Who does he think he is? Moses? Future archaeologists will gaze with bafflement at this waste of good stone. pic.twitter.com/DKwDs5Kz4b
— Boris Johnson (@BorisJohnson) May 3, 2015
Invité de la BBC lundi matin, Miliband ne s'est pas démonté et a assumé cette initiative. «Je pense que la confiance dans les politiques est l'une des questions majeures de cette élection, a-t-il déclaré, citant en exemple les spectaculaires retournements de veste des libéraux démocrates sur l'augmentation des frais universitaires lors de la dernière élection et l'échec de Cameron à réguler l'immigration clandestine. La différence est que nos engagements ne vont pas expirer le 8 mai. Nos promesses sont gravées dans la roche.» Listés sous le titre «Un meilleur plan, un meilleur futur», les six points en question sont «une meilleure base économique, un meilleur niveau de vie pour les familles de travailleurs, un système de santé qui prend le temps de soigner, le contrôle de l'immigration, un pays où la prochaine génération peut faire mieux que la précédente, des maisons à acheter et des loyers modérés».

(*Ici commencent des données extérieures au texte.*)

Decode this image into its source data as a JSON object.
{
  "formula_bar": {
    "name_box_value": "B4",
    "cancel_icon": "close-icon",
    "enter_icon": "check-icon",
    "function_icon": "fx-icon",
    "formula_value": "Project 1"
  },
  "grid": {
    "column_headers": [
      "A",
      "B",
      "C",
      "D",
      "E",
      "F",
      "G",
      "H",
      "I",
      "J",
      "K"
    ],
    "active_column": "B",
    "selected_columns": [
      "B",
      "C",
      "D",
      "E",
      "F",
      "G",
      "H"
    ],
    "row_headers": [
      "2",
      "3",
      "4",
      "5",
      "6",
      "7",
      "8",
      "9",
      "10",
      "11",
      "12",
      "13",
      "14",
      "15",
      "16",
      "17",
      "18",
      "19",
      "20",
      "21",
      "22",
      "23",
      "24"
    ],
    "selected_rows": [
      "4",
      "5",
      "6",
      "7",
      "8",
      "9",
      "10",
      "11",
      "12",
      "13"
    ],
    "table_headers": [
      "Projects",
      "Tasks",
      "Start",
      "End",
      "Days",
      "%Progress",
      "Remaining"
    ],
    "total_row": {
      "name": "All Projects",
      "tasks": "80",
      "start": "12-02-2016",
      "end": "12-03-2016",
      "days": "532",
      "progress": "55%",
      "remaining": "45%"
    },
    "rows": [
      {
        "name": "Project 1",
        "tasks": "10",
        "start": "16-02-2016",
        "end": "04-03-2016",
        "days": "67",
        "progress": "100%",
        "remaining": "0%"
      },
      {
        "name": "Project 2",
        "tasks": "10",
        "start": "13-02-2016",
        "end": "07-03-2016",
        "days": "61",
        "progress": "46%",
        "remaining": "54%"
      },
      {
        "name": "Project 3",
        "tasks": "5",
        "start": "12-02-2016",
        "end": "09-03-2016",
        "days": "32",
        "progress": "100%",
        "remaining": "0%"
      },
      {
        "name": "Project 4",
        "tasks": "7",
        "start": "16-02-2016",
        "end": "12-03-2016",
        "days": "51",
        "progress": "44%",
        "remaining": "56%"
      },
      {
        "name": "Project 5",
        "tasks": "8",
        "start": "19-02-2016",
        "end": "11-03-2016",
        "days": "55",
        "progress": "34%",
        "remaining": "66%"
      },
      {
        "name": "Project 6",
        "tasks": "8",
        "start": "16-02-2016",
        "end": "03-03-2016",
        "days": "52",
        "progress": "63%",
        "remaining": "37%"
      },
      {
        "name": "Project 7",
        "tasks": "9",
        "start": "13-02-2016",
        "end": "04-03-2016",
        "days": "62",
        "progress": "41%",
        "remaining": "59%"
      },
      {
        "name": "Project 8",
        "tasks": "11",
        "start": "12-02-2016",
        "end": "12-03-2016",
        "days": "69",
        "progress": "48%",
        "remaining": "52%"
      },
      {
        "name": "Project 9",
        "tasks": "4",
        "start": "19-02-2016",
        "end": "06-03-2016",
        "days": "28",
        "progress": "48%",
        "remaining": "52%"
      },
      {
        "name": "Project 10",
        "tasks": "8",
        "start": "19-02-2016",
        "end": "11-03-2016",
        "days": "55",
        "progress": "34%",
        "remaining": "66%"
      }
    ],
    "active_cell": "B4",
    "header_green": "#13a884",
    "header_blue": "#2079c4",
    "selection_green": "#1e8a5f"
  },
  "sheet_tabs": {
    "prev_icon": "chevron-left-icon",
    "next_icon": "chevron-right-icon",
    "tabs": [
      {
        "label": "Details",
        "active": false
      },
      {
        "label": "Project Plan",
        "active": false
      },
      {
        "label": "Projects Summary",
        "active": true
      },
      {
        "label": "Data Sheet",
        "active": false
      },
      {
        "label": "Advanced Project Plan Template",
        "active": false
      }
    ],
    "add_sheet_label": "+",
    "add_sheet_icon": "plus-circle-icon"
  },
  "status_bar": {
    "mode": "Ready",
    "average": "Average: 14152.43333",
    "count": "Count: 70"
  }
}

Dans son édition de lundi, le quotidien conservateur The Times s'en donnait à cœur joie, avec une double page consacrée à la stèle de Miliband, qui aurait coûté entre 3 000 et 4 000 livres (autour de 5 000 euros) au Labour selon le journal, ironisant sur le politicien qui a besoin d'un tel monument pour se souvenir de ses promesses. «Un post-it ne pourrait-il pas suffire ?» grince l'éditorialiste Ann Treneman. D'autant plus que, même s'il est élu, Miliband devra obtenir l'autorisation du conseil municipal de Westminster pour ériger sa pierre. Une instance contrôlée aux trois quarts par des élus conservateurs…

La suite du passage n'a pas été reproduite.